Шрифт:
Интервал:
Закладка:
Я пожал Гельфриду руку и тоже представился.
Так весной 1943 года началось мое первое знакомство с антифашистским движением немецких военнопленных.
За обедом я рассказал Мельцеру о своем новом знакомстве.
— Я тебе еще несколько недель назад говорил, что ты рано или поздно попадешь в кружок антифашистов, — заметил Мельцер.
— Но, Геральд, — попытался защищаться я, — у тебя ведь тоже возникает немало вопросов. Неужели ты не хочешь пойти на эту лекцию?
— Об этом не может быть и речи. Я не хочу иметь ничего общего с коммунистами.
Лицо Мельцера стало серым. Он молча ел суп и ни разу не взглянул на меня.

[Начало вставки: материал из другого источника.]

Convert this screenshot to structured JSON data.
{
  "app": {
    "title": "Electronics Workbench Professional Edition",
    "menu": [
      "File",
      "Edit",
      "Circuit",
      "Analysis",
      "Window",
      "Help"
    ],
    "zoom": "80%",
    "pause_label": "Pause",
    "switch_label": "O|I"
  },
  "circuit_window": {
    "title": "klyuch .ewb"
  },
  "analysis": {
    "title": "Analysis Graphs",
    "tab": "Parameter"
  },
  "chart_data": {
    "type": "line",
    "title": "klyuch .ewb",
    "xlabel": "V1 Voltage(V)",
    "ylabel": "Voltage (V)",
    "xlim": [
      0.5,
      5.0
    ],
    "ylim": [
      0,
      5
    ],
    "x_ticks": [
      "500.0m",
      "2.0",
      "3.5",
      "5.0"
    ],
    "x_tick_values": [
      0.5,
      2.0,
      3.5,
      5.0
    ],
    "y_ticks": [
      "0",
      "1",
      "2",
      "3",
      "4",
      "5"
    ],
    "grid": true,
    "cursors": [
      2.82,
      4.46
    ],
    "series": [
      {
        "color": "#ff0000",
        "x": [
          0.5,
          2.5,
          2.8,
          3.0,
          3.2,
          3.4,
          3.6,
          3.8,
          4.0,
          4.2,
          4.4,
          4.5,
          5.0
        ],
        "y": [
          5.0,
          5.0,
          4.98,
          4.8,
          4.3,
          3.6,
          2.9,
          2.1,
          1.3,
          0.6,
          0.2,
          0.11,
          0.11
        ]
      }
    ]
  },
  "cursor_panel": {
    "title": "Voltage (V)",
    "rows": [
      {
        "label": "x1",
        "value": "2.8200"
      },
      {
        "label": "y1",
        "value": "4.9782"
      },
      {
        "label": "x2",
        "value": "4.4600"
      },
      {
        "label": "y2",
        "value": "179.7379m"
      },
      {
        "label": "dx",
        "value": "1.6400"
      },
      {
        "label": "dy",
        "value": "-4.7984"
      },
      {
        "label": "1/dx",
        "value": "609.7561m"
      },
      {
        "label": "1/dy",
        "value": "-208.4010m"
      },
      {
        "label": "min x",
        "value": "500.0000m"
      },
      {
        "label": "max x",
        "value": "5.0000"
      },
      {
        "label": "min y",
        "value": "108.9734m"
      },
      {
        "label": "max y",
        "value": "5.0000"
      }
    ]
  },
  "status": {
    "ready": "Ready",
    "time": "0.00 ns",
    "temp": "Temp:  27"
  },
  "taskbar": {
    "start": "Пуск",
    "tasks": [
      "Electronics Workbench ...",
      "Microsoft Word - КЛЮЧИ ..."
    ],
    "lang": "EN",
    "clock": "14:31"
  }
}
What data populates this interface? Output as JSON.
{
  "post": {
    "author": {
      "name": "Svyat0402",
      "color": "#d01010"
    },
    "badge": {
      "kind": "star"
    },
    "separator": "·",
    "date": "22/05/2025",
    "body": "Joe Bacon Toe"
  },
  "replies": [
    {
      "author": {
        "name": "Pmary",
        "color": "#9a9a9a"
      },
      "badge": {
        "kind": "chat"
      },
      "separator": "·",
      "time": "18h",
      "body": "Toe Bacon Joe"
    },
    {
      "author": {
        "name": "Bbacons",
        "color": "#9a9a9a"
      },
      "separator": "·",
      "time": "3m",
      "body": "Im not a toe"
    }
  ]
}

* * *Над входом в небольшой двухэтажный деревянный дом висела вывеска с коротким словом «Клуб». В клубе собиралась антифашистская группа пленных. Здесь они слушали лекции и доклады. Присутствовали человек двадцать пять. Общие собрания всех пленных проходили обычно под открытым небом.

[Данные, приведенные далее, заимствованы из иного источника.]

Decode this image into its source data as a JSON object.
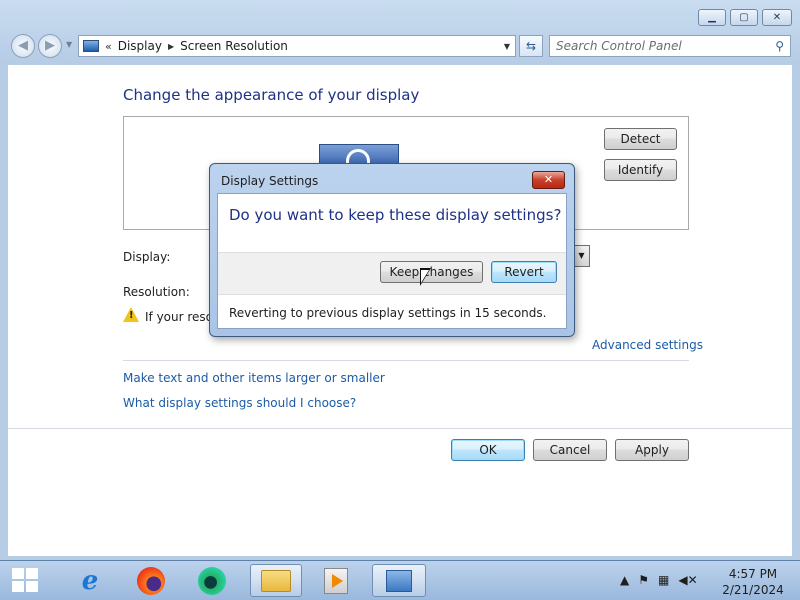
{
  "window": {
    "controls": {
      "minimize": "▁",
      "maximize": "▢",
      "close": "✕"
    }
  },
  "nav": {
    "back_icon": "arrow-left-icon",
    "forward_icon": "arrow-right-icon",
    "address": {
      "overflow": "«",
      "crumbs": [
        "Display",
        "Screen Resolution"
      ]
    },
    "search": {
      "placeholder": "Search Control Panel"
    }
  },
  "main": {
    "heading": "Change the appearance of your display",
    "detect_label": "Detect",
    "identify_label": "Identify",
    "display_label": "Display:",
    "resolution_label": "Resolution:",
    "warning_text": "If your resolu",
    "advanced_link": "Advanced settings",
    "link_text_size": "Make text and other items larger or smaller",
    "link_help": "What display settings should I choose?",
    "ok_label": "OK",
    "cancel_label": "Cancel",
    "apply_label": "Apply"
  },
  "dialog": {
    "title": "Display Settings",
    "close_label": "✕",
    "question": "Do you want to keep these display settings?",
    "keep_label": "Keep changes",
    "revert_label": "Revert",
    "status": "Reverting to previous display settings in 15 seconds."
  },
  "taskbar": {
    "apps": [
      "internet-explorer",
      "firefox",
      "edge",
      "file-explorer",
      "media-player",
      "control-panel"
    ],
    "tray_icons": [
      "chevron-up-icon",
      "flag-icon",
      "network-icon",
      "volume-muted-icon"
    ],
    "time": "4:57 PM",
    "date": "2/21/2024"
  }
}
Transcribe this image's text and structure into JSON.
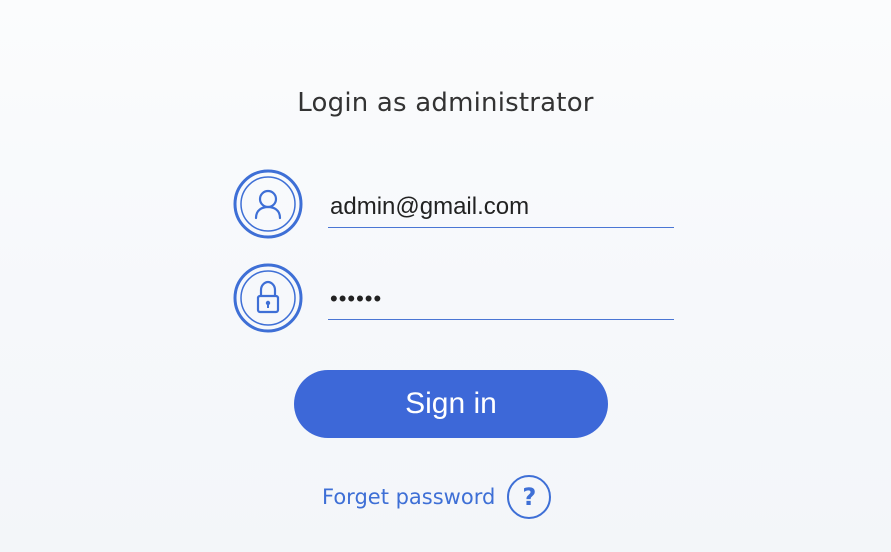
{
  "login": {
    "title": "Login as administrator",
    "email": {
      "value": "admin@gmail.com",
      "icon": "user-icon"
    },
    "password": {
      "value": "••••••",
      "icon": "lock-icon"
    },
    "sign_in_label": "Sign in",
    "forget_password_label": "Forget password",
    "help_icon_glyph": "?"
  },
  "colors": {
    "accent": "#3d68d8",
    "link": "#3e6fd6",
    "background": "#f8fafc"
  }
}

Политический инструктор, из немецких эмигрантов, имел в клубе небольшую комнатку, где работал. Фамилия инструктора была Генрих Книпшильд. По профессии он был не то художником, не то графиком: он занимался не только пропагандой, но и снимал копии с картин Репина, Касаткина и Серова. Писал он также и портреты советских руководителей. Чувствовалось, что это был неплохой мастер.

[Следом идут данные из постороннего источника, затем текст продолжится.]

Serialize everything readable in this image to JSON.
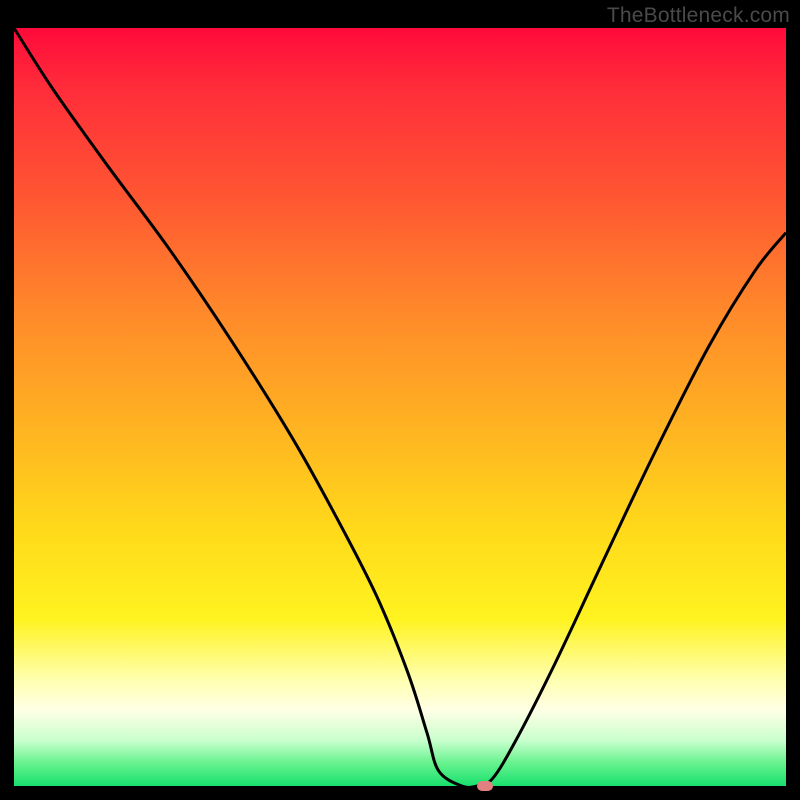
{
  "watermark": "TheBottleneck.com",
  "chart_data": {
    "type": "line",
    "title": "",
    "xlabel": "",
    "ylabel": "",
    "xlim": [
      0,
      100
    ],
    "ylim": [
      0,
      100
    ],
    "x": [
      0,
      5,
      12,
      20,
      28,
      36,
      42,
      47,
      51,
      53.5,
      55,
      58,
      60,
      62,
      65,
      70,
      76,
      83,
      90,
      96,
      100
    ],
    "values": [
      100,
      92,
      82,
      71,
      59,
      46,
      35,
      25,
      15,
      7,
      2,
      0,
      0,
      1,
      6,
      16,
      29,
      44,
      58,
      68,
      73
    ],
    "marker": {
      "x": 61,
      "y": 0
    },
    "background_gradient": {
      "stops": [
        {
          "pos": 0,
          "color": "#ff0a3a"
        },
        {
          "pos": 8,
          "color": "#ff2d3a"
        },
        {
          "pos": 22,
          "color": "#ff5532"
        },
        {
          "pos": 38,
          "color": "#ff8b2a"
        },
        {
          "pos": 52,
          "color": "#ffb122"
        },
        {
          "pos": 66,
          "color": "#ffd91a"
        },
        {
          "pos": 78,
          "color": "#fff320"
        },
        {
          "pos": 86,
          "color": "#ffffb0"
        },
        {
          "pos": 90,
          "color": "#ffffe6"
        },
        {
          "pos": 94,
          "color": "#c9ffcd"
        },
        {
          "pos": 97,
          "color": "#66f28e"
        },
        {
          "pos": 100,
          "color": "#18e06e"
        }
      ]
    }
  }
}
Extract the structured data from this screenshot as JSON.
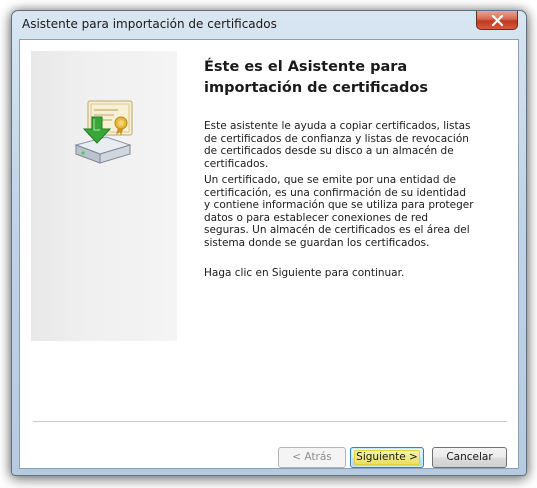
{
  "window": {
    "title": "Asistente para importación de certificados"
  },
  "content": {
    "heading": "Éste es el Asistente para importación de certificados",
    "paragraph1": "Este asistente le ayuda a copiar certificados, listas de certificados de confianza y listas de revocación de certificados desde su disco a un almacén de certificados.",
    "paragraph2": "Un certificado, que se emite por una entidad de certificación, es una confirmación de su identidad y contiene información que se utiliza para proteger datos o para establecer conexiones de red seguras. Un almacén de certificados es el área del sistema donde se guardan los certificados.",
    "paragraph3": "Haga clic en Siguiente para continuar."
  },
  "buttons": {
    "back": "< Atrás",
    "next": "Siguiente >",
    "cancel": "Cancelar"
  },
  "icons": {
    "close": "close-icon",
    "wizard_graphic": "certificate-import-icon"
  }
}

Инструктор был средних лет. Он производил впечатление больного человека: дышал, как астматик, все лицо его было в мелких пятнышках.
Хорошо познакомившись с ним, я понял, что он убежденный антифашист. Стоило Книшпильду заговорить о Гитлере или услышать из уст какого-нибудь пленного офицера, пережившего окружение, что-то из фашистских лозунгов, как глаза его загорались гневом. Книпшильд всегда был готов ответить на любой вопрос. Когда инструктор видел, что кто-то находится в разладе с самим собой, он любил давать дружеские советы.
Генрих Книпшильд сидел за столом, накрытым красной материей. Перед ним на четырех скамейках сидели двадцать офицеров. Все коротко пострижены. На одном из них — форма танкиста, на остальных — полевая форма пехотинца. Все с орденами или орденскими планками. Большинство из них — члены антифашистской группы. Симпатизирующих, кроме меня, оказалось еще двое.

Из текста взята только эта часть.